The main mission of ATS-6 was to demonstrate the feasibility of direct-to-home (DTH) television broadcasting. To this end, in addition to the high-gain antenna, the spacecraft payload was able to receive in any of the VHF, C, S and L-bands, and to transmit in S-band (2 GHz) through a 20-W solid state transmitter, in L-band (1650 MHz) at 40W, in UHF (860 MHz) at 80W (which was used for the Satellite Instructional Television Experiment (SITE)), and with a TWTA-based transmitter of 20 W in C-band (4 GHz). The antenna produced two spots on earth of 400,000 km2 each, in which the TV broadcast could be received with 3 m diameter antennas. This payload was first used over the United States for tele-education and tele-medicine experiments, from August 1974 to May 1975 as part of the HET, or Health, Education, Telecommunications experiment developed jointly by NASA and the US Department of Health, Education, & Welfare (now DHHS). The spacecraft was then moved over the geo-stationary arc from 94 °W to 35 °E, in collaboration with the Indian Space Agency (ISRO), who had deployed in India more than 2500 receive ground stations. The move of the satellite from 94 degrees West to 35 degrees East, a journey of 12800 km, was actioned from the ground station at Rosman North Carolina This relocation involved 2 rocket burns of the onboard rocket motor. The 2nd burn lasting 5 hours 37 minutes and 17 seconds. The longest burn ever done by a chemical rocket in space at that time. A tele-education programme was started – Satellite Instructional Television Experiment or SITE – and run for one year. During the experiment, a receive station was offered by the Indian Government to Arthur C. Clarke, who was living in Sri Lanka. This experiment was highly successful, and encouraged ISRO to start building an operational program, with the Indian spacecraft INSAT IB (launched 1983). After the SITE experiment, the satellite was brought back over the United States, and served notably as a data-relay and tracking satellite for low-orbit spacecraft such as Nimbus 6, and for the Apollo-Soyuz flight.

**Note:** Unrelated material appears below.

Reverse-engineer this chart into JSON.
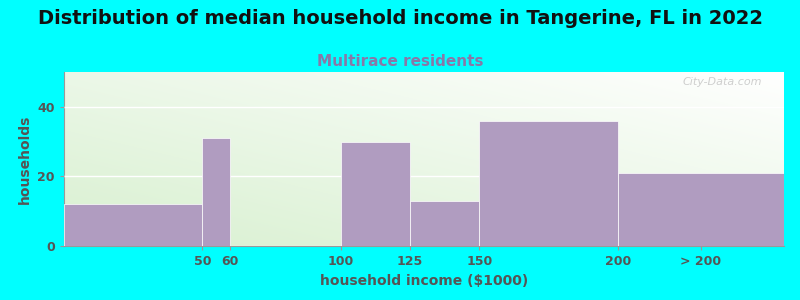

=== Particle physics experiments ===
Several particle physics experiments were on board ATS-6. The most significant measured low energy protons (from 25 keV to 3.6 MeV), as well as detected heavy ions (up to 6 MeV). This latter experiment allowed to detect the first heavy ions (Z > 6) with an energy E > 4 MeV, in geostationary orbit.

=== Propagation experiments ===
Finally, ATS-6 embarked several radio beacons, which allowed to measure electromagnetic propagation properties of the atmosphere at 13, 18, 20 and 30 GHz.

== Decommissioning ==
By June 30, 1979, only one of the four ATS-6 station keeping thrusters was working, and was showing signs of unreliability. This thruster was used to move ATS-6 out of geostationary orbit to an orbit several hundred kilometers higher. This was to vacate the geostationary slot for the next satellite.